Utah lauded for online voter registration
Politics • But activists ask why online petitions aren't allowed.
This is an archived article that was published on sltrib.com in 2011, and information in the article may be outdated. It is provided only for personal research purposes and may not be reprinted.

The Utah Lieutenant Governor's office has been recognized by a national technology group for its online voter registration program.

"Voter registration is one of the most beneficial services the State of Utah can offer online," said Gov. Gary Herbert. "It makes political participation easier and saves the taxpayer dollars."

Utah launched its online voter registration program last year, allowing citizens to register online to vote, or update their address or party affiliation. So far, 18,000 voters have used the site, according to the lieutenant governor's office.

The Center for Digital Government announced the winners of the Digital Government Achievement Awards last month.

But Steve Maxfield said the lieutenant governor's office hasn't gone nearly far enough.

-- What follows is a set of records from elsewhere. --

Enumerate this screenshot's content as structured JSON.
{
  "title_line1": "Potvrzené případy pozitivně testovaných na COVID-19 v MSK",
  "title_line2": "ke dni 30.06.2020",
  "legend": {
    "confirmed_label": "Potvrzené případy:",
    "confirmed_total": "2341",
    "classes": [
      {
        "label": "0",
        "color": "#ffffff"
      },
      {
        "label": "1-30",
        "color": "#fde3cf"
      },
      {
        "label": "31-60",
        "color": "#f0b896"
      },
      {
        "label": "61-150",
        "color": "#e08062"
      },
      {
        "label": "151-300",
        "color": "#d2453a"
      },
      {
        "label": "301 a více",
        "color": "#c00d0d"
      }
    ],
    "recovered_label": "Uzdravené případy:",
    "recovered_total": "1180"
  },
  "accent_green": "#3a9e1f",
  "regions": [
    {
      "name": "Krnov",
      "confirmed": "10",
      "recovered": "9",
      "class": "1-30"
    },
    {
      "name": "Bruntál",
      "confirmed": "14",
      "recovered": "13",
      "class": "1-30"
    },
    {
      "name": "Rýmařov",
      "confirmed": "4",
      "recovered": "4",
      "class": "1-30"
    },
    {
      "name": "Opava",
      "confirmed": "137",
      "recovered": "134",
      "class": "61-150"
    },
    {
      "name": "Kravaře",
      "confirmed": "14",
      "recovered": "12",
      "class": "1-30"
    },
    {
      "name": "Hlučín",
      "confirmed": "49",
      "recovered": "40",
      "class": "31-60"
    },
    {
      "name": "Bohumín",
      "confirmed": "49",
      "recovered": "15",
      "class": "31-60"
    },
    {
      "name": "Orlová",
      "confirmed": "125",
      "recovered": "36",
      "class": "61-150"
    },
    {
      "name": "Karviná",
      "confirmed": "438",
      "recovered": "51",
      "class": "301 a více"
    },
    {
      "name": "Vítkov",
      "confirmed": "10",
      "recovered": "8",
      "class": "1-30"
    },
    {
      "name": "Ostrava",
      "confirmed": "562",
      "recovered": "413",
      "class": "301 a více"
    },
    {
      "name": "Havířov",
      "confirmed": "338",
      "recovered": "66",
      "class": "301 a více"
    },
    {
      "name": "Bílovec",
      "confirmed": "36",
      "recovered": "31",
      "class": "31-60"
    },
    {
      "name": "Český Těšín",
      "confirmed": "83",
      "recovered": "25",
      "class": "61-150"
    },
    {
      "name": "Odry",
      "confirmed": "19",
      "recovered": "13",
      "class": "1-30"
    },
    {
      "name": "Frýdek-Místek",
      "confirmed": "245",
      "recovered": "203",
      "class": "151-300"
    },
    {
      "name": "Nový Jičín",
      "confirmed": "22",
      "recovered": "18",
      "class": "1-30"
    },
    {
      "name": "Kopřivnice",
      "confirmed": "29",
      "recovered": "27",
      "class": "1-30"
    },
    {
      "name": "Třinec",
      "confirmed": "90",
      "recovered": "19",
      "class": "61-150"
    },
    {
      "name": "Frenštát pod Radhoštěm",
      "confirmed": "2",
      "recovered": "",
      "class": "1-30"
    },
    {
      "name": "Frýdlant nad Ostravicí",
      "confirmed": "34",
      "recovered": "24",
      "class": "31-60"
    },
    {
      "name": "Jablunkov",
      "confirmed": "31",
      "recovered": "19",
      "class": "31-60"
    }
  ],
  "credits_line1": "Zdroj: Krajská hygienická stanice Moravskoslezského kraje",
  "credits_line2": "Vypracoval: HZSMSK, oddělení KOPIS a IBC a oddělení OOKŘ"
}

Maxfield helped sue the lieutenant governor's office last year after it refused to accept digital signatures to put an independent gubernatorial candidate on the ballot. The Utah Supreme Court ruled that the candidate be allowed on the ballot.

Maxfield has also been pushing the office to accept online signatures for initiative and referendum petitions, but the lieutenant governor's office has refused.

"They say one thing but their actions are completely erroneous when it goes to signatures for the citizen process," Maxfield said. "It isn't that we don't have the capabilities to accept online signatures. They just don't want to accept them."